A structured set of objections, weighed in public.

Desk editor's note, referee report, simulated authors' rebuttal, and a circularity audit. Tearing a paper down is the easy half of reading it; the pith above is the substance, this is the friction.

Referee Report

1 major / 1 minor

Summary. The manuscript introduces EpiFormer, a general encoder-decoder framework for epitope prediction that employs interleaved cross-attention within GNN encoding layers to enable early bidirectional fusion of antigen and antibody information. It pairs this architecture with sparsity-aware training objectives to handle class imbalance and claims an improvement of over 40% in F1 score relative to the previous best method on standard benchmarks, along with cross-dataset transferability and the emergence of biologically plausible behaviors (asymmetric antigen-to-antibody attention flow and preference for geometric over evolutionary features) from end-to-end training. Source code is provided.

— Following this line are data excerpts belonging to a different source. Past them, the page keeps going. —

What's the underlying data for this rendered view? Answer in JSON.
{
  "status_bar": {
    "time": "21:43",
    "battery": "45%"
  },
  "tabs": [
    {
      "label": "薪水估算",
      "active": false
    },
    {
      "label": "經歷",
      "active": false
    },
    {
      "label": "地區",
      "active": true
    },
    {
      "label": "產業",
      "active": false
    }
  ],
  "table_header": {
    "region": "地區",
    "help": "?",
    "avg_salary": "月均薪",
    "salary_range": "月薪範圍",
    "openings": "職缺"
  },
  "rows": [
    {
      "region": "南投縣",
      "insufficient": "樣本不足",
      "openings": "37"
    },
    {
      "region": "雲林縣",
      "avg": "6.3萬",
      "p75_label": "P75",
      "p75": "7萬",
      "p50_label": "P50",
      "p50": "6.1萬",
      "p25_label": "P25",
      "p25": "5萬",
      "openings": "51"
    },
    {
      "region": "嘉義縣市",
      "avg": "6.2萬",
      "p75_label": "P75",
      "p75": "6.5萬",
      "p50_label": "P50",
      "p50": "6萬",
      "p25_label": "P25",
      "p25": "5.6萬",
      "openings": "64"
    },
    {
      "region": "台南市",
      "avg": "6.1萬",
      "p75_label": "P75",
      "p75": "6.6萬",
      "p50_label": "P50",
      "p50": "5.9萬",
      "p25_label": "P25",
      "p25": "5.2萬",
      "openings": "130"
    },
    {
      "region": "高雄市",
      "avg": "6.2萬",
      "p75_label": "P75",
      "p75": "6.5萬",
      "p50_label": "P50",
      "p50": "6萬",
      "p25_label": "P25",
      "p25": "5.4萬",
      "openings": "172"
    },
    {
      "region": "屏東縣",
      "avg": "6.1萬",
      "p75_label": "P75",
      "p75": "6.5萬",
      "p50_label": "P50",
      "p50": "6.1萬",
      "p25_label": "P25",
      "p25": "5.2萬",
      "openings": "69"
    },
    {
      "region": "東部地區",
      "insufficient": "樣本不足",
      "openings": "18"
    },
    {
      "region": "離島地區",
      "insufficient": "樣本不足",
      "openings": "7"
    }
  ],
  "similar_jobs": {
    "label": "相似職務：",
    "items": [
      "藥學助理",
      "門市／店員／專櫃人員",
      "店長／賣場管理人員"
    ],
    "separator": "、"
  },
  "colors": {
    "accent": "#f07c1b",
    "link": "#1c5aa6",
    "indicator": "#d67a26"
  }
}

Significance. If the performance claims hold under rigorous evaluation, the work would advance computational immunology by demonstrating that early-fusion cross-attention architectures can substantially outperform late-fusion baselines for antigen-antibody interface prediction. The backbone-agnostic design and the alignment of learned attention patterns with established biological asymmetries constitute additional strengths. Reproducibility is supported by the linked GitHub repository.

major comments (1)
  1. [Abstract] The central performance claim (over 40% F1 improvement) is load-bearing yet unsupported by any concrete information on benchmark datasets, baseline re-implementations, train/test splits, or statistical significance testing. Without these details the magnitude and robustness of the reported gain cannot be assessed.
minor comments (1)
  1. [Abstract] The abstract refers to 'standard benchmarks' without naming the datasets or citing the prior papers that established them.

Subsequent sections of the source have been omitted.